Beyond OCR: Structural Segmentation and Speaker Attribution in Historical Italian Parliamentary Debates
Proceedings of the ParlaCLARIN V Workshop on Interoperability, Multilinguality, and Multimodality in Parliamentary Corpora
Abstract
Historical parliamentary debates are essential for longitudinal political and linguistic research, yet much early material remains available only as scanned images. In the Italian context, proceedings from 1848–1996 lack large-scale, structurally annotated, machine-readable representations. This paper addresses the challenge of transforming historical Italian parliamentary debates into structured corpora by moving beyond plain Optical Character Recognition (OCR) toward functional block segmentation and speaker attribution.
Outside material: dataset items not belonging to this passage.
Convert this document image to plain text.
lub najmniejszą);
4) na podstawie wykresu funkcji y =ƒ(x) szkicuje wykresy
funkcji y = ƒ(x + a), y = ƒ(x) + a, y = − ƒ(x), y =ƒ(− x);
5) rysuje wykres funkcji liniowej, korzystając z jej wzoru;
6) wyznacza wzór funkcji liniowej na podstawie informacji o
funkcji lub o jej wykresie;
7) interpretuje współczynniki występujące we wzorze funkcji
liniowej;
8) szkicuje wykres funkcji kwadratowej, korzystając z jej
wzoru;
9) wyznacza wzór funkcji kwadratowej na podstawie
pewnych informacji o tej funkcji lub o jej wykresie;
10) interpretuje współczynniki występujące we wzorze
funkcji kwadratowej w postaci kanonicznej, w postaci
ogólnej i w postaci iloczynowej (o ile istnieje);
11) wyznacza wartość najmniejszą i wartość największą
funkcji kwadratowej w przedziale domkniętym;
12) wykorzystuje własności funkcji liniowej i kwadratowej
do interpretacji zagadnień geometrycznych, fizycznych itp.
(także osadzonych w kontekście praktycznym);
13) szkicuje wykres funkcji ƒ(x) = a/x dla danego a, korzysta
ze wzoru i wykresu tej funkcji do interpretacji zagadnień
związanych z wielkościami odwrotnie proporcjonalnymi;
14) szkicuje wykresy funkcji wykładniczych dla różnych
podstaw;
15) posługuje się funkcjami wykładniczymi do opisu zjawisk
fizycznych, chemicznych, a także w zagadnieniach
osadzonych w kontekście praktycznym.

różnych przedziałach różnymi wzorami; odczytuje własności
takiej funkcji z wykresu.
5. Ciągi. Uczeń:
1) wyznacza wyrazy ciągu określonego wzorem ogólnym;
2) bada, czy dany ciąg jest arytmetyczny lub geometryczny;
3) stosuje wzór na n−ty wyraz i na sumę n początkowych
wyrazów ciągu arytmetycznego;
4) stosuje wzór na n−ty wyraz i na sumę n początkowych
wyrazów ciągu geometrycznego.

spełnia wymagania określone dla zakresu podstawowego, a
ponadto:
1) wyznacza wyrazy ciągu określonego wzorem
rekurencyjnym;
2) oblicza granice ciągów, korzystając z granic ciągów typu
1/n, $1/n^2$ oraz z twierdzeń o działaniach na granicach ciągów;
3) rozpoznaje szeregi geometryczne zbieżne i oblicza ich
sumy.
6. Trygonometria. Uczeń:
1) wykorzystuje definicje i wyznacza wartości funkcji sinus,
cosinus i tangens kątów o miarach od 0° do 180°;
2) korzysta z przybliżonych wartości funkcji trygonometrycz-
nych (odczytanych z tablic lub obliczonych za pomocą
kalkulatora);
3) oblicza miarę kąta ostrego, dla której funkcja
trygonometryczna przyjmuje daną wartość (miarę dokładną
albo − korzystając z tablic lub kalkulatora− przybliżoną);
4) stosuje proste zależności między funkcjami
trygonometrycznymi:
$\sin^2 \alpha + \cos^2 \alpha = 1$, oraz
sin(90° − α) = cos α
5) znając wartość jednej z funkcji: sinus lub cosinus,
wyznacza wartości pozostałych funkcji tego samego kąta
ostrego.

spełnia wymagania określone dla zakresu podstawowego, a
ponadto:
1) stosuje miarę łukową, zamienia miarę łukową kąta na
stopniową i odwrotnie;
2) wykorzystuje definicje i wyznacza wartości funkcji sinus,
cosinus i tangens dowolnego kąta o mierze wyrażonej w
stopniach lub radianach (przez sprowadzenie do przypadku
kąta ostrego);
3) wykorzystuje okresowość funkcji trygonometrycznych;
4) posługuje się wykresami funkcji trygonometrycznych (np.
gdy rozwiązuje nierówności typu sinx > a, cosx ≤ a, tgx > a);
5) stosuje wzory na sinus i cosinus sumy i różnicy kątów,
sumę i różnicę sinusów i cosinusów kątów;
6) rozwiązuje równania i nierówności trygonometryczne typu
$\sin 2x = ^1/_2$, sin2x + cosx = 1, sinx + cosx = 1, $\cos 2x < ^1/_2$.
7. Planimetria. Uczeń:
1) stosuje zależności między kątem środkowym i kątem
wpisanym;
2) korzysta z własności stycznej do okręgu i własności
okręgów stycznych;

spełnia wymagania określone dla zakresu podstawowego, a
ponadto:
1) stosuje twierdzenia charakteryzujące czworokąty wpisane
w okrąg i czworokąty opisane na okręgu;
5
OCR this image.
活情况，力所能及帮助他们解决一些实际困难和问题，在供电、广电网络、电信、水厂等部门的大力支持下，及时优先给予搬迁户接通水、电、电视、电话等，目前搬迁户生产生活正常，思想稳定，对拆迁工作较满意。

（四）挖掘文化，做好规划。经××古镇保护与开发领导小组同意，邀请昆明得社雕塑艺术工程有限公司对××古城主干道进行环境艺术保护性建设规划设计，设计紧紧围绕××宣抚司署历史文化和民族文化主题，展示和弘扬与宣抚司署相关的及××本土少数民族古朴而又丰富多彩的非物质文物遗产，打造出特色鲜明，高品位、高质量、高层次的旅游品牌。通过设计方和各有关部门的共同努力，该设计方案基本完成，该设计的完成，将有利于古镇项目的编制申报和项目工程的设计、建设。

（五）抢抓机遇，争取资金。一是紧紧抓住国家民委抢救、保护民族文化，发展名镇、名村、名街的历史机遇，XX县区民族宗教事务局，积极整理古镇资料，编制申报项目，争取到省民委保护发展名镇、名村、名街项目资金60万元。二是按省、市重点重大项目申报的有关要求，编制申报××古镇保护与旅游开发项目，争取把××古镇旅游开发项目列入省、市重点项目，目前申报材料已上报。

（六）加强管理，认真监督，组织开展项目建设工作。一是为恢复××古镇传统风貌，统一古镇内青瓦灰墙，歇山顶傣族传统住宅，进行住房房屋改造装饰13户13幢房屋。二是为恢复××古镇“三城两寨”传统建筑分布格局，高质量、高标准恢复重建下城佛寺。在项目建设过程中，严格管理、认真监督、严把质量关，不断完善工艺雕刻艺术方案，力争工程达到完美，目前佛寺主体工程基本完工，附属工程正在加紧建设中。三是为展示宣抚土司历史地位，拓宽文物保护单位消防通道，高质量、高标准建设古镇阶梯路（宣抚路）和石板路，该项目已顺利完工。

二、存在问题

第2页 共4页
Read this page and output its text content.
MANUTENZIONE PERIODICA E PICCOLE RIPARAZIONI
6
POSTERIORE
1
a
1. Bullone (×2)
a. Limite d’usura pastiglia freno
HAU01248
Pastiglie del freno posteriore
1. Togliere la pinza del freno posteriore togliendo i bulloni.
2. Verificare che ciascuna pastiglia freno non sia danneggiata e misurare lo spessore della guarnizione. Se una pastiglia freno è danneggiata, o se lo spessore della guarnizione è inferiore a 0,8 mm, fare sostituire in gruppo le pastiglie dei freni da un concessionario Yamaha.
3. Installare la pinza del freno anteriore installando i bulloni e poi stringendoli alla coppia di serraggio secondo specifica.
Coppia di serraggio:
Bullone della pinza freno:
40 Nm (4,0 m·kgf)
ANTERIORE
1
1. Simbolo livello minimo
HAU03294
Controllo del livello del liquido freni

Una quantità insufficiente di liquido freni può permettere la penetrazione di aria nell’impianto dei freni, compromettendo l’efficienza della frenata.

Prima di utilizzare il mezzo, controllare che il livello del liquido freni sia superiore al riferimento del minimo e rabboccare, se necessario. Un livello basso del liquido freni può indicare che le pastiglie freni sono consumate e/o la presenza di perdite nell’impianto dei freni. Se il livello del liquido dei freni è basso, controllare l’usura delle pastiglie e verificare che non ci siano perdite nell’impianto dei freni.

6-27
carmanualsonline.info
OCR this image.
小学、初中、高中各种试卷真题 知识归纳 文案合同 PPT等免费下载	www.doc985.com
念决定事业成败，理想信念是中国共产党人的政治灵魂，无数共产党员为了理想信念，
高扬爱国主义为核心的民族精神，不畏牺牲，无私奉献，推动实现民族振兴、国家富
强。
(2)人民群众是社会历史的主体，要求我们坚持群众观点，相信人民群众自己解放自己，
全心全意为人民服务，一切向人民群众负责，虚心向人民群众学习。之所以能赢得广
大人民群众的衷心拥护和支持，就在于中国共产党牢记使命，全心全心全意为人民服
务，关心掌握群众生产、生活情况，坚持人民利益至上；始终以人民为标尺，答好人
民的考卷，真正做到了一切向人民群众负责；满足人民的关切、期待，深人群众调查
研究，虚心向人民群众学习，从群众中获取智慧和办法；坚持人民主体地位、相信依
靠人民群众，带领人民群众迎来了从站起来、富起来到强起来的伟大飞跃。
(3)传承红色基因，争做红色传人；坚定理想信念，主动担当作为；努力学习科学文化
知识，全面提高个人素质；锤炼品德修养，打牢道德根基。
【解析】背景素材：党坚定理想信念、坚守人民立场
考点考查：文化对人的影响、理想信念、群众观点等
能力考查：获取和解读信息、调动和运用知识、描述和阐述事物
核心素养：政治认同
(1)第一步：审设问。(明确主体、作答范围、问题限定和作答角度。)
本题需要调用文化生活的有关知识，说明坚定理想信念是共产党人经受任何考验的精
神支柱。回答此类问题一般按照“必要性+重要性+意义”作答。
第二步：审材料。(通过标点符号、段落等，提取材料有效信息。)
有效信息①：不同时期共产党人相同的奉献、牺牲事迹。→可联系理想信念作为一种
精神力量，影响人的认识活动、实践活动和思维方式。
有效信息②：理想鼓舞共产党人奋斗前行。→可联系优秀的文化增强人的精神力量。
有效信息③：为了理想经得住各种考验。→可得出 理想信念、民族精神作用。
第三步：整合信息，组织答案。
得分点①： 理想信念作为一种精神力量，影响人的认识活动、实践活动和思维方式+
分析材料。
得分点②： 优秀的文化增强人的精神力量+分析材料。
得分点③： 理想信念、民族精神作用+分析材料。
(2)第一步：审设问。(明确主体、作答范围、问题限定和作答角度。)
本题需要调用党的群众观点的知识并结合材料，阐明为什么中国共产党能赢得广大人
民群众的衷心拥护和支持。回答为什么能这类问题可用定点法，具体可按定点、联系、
We present detailed annotation guidelines and a manually annotated dataset of 300 randomly sampled pages. Two approaches are compared: (i) direct multimodal Large Language Model (LLM) annotation and (ii) a modular pipeline combining OCR with LLM-based structural reconstruction under zero-shot and few-shot prompting. Evaluation on a held-out test set shows that separating transcription from structural reasoning improves performance, with few-shot prompting yielding the most reliable results. The study demonstrates the feasibility of integrating LLM-based reasoning into historical parliamentary digitisation workflows.